EURUSD strengthens as increased speculation about Fed rate reduction in September weighs on the US dollar.
In Monday’s European session, EURUSD stabilized above round-level support at 1.0800. The major currency pair stays solid, with the US Dollar (USD) under pressure from mounting anticipation that the Federal Reserve (Fed) would begin cutting interest rates at its September meeting.
The US labor market appears to have lost momentum.
The US Dollar Index (DXY), which tracks the Greenback’s value against six major currencies, is hovering at 104.85, a three-week low.
Market expectations for the Fed interest rate Cut bets climbed significantly in September, indicating that the US labor market is losing momentum.

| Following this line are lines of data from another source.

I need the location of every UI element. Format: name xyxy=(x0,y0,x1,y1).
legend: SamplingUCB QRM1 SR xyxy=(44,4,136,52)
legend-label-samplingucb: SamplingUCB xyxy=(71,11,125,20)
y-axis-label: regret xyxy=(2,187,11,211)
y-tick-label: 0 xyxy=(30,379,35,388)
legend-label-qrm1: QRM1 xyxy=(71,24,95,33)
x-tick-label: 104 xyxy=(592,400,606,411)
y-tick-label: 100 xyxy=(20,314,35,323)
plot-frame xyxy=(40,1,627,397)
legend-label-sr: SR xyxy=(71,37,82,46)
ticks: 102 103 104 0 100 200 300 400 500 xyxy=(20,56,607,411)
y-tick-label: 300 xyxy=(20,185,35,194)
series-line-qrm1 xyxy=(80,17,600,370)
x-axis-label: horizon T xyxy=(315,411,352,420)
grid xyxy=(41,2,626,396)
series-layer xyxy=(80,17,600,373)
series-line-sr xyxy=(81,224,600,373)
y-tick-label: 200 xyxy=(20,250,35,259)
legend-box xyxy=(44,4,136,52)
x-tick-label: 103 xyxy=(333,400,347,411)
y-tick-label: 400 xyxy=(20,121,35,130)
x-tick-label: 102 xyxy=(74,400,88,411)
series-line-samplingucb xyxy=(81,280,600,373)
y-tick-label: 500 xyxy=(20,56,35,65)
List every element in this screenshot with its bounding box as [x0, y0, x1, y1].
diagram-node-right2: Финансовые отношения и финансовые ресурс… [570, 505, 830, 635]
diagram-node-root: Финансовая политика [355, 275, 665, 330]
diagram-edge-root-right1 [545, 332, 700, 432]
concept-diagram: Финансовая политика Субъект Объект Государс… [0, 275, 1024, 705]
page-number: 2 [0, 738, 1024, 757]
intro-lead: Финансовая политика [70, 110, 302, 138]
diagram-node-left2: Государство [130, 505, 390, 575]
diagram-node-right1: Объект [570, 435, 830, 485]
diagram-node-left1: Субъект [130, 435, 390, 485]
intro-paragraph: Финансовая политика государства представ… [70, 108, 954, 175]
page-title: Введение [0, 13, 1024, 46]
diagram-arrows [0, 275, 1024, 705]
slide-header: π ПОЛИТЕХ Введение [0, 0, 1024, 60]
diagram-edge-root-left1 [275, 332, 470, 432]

The US Nonfarm Payrolls (NFP) report for June indicated a slowdown in labor demand, with updated estimates revealing that the number of people hired in April and May was 110K lower than originally thought. Also, the unemployment rate unexpectedly increased to 4.1% from the consensus and previous report of 4.0%.
In addition, the momentum of pay growth looks to have slowed in June, reducing upside inflation concerns. The US NFP report showed that Average Hourly Earnings, a measure of wage growth, fell as expected on a monthly and annual basis.
Cooling labor market strength supports early Fed rate cuts. According to CME FedWatch. The 30-day Federal Funds futures price data reveals that the probability of rate reduction in September has grown to 75.8% from 64% a week ago.
Going forward, investors will be closely watching the June US Consumer Price Index (CPI) report, which will be released on Thursday. Investors will closely monitor inflation to see if the disinflation process, which stalled in the first quarter, has restarted.
Daily market movers: EURUSD remains steady despite worry about the Euro’s outlook.
The EURUSD is holding gains despite the Euro’s uncertain outlook, as exit polls show that a coalition government will emerge in France, the Eurozone’s second-largest economy. Polls indicated that the left wing, also known as the New Popular Front, led by Jean-Luc Mélenchon, surprisingly President Emmanuel Macron’s moderate alliance won out, with Marine Le Pen’s far-right National Rally coming in second.
The failure of any party to secure an outright majority has heightened concern about France’s fiscal situation. This would force the Centralist Alliance to engage in intense discussions with the Left Wing to allocate new ministries and elect a new Prime Minister. Meanwhile, Jean-Luc Mélenchon recommended that French Prime Minister Emmanuel Macron resign and the left wing be given the authority to control the economy.
On the monetary policy front, rising risks of inflation being sticky have reduced expectations that the European Central Bank (ECB) will slash interest rates again. Officials from the European Central Bank will meet on July 18 to make interest-rate decisions.
In June, the preliminary Eurozone Harmonized Index of Consumer Prices (HICP) increased steadily by 2.9% year on year, with service inflation remaining stubbornly high at 4.1%. At the ECB Forum on Central Banking in Sintra, Portugal, ECB President Christine Lagarde stated, “The disinflationary path will continue, but we need to be particularly attentive to services.”